I have been playing with creating pseudotexts via markov chains recently, and may post some code soon. Creating random text via markov chains has two steps — first you analyze the source material and make a tree that describes the likelihood of different words following each other, and second you create a random walk through that tree, respecting the relative probability of the different paths.
The first step is easily done via many different methods, but if you want a tree of arbitrary depth, it becomes most elegant to use recursion. This is no harder in Mathematica than any other language, and for the sake of any novices googling around for examples of using Mathematica recursively, note the following example —
If you want to compute factorials, in practice you would probably use Mathematica’s postfix operator, !
In[1]:= 4!
Out[1]= 24
You could program your own version about a thousand different ways. I find this to be natural:
In[2]:= functionalFactorial[x_] := Apply[Times, Range[x]]

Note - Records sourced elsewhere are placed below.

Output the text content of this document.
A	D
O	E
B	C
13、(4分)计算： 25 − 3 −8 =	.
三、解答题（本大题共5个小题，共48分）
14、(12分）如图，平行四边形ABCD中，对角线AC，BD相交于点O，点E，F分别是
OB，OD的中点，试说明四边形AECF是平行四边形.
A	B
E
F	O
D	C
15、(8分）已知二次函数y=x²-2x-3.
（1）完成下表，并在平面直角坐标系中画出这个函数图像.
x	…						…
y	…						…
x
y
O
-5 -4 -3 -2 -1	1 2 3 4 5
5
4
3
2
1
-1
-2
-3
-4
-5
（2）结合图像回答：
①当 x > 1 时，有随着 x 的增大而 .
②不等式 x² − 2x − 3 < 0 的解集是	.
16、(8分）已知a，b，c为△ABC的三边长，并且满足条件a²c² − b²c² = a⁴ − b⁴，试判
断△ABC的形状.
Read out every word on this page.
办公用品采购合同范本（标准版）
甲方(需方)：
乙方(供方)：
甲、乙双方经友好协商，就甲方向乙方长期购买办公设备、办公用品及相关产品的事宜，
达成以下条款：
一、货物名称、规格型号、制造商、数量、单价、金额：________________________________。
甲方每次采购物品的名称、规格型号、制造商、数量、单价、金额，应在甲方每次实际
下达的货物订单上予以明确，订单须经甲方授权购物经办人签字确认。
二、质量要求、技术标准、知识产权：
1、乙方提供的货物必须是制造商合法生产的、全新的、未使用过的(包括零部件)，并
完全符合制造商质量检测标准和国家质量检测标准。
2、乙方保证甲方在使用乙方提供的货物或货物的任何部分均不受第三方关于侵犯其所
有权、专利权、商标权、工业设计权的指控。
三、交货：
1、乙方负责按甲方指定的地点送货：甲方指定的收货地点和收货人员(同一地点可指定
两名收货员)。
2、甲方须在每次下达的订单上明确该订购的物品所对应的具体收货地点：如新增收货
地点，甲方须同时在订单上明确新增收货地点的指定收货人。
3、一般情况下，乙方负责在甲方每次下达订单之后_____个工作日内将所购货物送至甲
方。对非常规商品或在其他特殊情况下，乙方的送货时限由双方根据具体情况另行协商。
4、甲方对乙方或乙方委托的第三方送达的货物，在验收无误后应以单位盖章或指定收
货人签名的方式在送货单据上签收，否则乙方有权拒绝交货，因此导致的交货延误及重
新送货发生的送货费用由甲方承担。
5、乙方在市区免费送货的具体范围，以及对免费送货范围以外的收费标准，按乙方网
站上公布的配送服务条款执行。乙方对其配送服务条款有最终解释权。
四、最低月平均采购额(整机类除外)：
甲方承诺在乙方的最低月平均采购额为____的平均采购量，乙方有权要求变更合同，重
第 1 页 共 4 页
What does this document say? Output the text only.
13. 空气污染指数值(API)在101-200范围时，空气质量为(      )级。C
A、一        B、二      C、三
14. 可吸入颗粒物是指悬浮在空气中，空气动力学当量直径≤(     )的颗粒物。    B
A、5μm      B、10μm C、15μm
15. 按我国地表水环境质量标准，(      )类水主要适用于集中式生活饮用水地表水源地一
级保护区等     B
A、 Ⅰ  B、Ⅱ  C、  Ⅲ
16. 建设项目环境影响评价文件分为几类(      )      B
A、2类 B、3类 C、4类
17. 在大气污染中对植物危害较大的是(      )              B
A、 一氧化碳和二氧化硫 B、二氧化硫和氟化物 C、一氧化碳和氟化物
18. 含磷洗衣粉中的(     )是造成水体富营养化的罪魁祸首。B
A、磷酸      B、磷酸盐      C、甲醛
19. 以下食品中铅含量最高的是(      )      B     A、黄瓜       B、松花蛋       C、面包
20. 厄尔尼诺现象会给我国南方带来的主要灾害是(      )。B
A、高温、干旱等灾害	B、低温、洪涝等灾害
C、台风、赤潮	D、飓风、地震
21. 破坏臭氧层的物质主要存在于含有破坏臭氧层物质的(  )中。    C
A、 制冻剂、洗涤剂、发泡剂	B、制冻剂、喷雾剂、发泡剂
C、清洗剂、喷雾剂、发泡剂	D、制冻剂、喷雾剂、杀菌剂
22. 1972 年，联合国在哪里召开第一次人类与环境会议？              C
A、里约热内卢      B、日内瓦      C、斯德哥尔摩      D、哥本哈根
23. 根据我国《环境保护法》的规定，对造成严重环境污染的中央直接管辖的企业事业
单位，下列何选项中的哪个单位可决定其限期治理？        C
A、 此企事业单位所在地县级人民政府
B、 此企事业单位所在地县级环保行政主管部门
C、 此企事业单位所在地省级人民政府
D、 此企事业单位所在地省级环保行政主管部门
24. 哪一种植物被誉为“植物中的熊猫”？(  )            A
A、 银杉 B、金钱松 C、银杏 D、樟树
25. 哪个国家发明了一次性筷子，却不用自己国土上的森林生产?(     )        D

In[3]:= functionalFactorial[4]
Out[3]= 24
And if you wanted a recursive version, you could do
In[4]:= recursiveFactorial[x_] := If[x == 1, 1, x*recursiveFactorial[x - 1]]
In[5]:= recursiveFactorial[4]
Out[5]= 24
As in any recursive code, you need a test in the inner loop that defines at least one stopping point (in this case when we're multiplying by 1). Without that branch, all recursions would continue indefinitely.
Either of the user-defined functions above could be compiled for additional speed.